Lisboa, 28 jan 2022 (Ecclesia) – A psiquiatra Margarida Neto, da Associação dos Médicos Católicos (AMC), apelou à participação dos portugueses nas próximas eleições legislativas sublinhando o dever de não deixar a escolha na opção de outros.

“Metade dos portugueses continuam a não votar. O não ir votar é não só, não participar no ato provavelmente mais importante da cidadania mas deixar que outros ocupem esse lugar. Mesmo que eu em casa diga que sou contra, o facto de não ir votar permite que uma maioria diferente se instale no país. Em consciência ninguém se devia abster de ir votar”, alerta a médica, em declarações à Agência ECCLESIA.

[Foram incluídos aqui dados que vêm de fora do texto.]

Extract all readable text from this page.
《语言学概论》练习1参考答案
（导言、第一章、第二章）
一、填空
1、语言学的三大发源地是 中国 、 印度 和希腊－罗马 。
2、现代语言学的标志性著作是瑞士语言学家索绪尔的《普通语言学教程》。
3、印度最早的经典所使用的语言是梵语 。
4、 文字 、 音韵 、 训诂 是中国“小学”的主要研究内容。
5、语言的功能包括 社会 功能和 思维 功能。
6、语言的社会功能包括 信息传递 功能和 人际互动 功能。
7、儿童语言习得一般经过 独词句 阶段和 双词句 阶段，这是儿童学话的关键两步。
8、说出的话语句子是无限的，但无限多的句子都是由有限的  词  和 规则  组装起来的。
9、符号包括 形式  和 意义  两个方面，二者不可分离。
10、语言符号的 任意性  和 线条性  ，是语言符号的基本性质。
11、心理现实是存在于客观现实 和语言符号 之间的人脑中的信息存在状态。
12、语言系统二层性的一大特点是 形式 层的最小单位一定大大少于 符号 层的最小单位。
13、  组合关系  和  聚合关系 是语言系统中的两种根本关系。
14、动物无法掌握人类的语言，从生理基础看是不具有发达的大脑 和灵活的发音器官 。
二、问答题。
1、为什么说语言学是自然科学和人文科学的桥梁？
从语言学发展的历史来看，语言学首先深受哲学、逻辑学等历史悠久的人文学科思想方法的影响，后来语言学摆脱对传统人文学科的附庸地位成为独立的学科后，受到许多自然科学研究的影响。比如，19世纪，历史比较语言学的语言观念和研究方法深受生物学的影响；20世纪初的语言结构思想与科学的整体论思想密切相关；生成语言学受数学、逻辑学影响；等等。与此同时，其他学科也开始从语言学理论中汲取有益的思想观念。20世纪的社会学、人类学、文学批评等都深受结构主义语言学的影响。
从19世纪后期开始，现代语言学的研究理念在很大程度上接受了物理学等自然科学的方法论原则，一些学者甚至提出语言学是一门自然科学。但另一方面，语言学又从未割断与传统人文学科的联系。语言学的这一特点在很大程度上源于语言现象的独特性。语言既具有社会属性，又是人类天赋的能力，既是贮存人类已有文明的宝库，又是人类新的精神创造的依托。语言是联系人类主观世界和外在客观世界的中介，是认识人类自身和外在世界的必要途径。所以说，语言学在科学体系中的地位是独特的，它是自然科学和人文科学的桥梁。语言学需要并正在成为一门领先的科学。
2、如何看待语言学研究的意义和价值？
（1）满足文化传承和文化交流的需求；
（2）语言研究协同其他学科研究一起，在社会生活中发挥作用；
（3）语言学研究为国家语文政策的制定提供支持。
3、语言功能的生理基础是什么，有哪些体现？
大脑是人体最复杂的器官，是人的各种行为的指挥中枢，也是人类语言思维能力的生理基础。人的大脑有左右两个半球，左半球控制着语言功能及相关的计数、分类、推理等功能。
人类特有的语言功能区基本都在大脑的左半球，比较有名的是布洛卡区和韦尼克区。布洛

A AMC apela a uma “clarificação” dos partidos sobre o tema da saúde, em especial sobre a eutanásia, tema omisso durante a campanha, com responsabilidade da comunicação social.

“Com exceção de um ou dois partidos, as pessoas tendem a fugir do tema e a comunicação social não pergunta sobre isso. Há responsabilidade partilhada. O que nos move é chamar a atenção dos portugueses sobre um tema essencial na nossa vida social e, em relação ao que é a política, o que é a lei, quais os princípios e valores que regem uma sociedade, sobre a composição de uma Assembleia da República, que terá presente ou não, uma maioria que já sabemos, votará de uma maneira ou outra”, explica.

Margarida Neto pede aos partidos que clarifiquem a sua posição em relação à eutanásia e aos partidos que defendem liberdade de voto, que os cidadãos possam, saber qual a “opinião do seu círculo eleitoral sobre a eutanásia”.

“Não votamos na consciência do deputado mas no que ele representa e o programa que o partido propõe”, recorda.

A psiquiatra foca ainda um tema relevante para a AMC que é o acesso à saúde e “a forma como a repartição entre público e privado é feito de forma justa e se coloca o doente à frente de ideologias opostas”.

Margarida Nero considera que os profissionais da área de saúde mental estarão na “linha da frente no pós pandemia” e lamenta que esta área seja abordada genericamente.

Na campanha tem-se falado da saúde mental mas de forma genérica. É fácil dizer que não está bem, que a nossa vida dentro da pandemia foi muito perturbadora, de crianças, adolescentes, adultos e famílias. É fácil dizer, fica bem dizer, mas é preciso uma organização e um empenho na saúde mental talvez como nunca se fez. A saúde mental, os psiquiatras e psicólogos serão a nova linha da frente pós pandemia”.

A médica psiquiatra, a trabalhar na Casa de Saúde do Telhal, Hospital da Ordem dos Irmãos São João de Deus, lamenta que ao acordo entre o Estado e estas unidades de saúde, não seja revisto desde 1983.

“Muitas coisas se passaram na Psiquiatria até agora, na forma de atuar, na medicação, em programas de reabilitação e nós estamos a viver abaixo dos mínimos de dignidade. Os doentes são bem tratados mas há que olhar para os doentes mentais porque são os mais escondidos e esquecidos, os que as famílias não querem, os hospitais não querem. Fica um vazio no apoio e acompanhamento destes doentes”, adverte.

Ao longo da semana que antecede as eleições legislativas no próximo dia 30, o programa Ecclesia na Antena 1, tem escutado diferentes vozes do Portugal que vai a votos.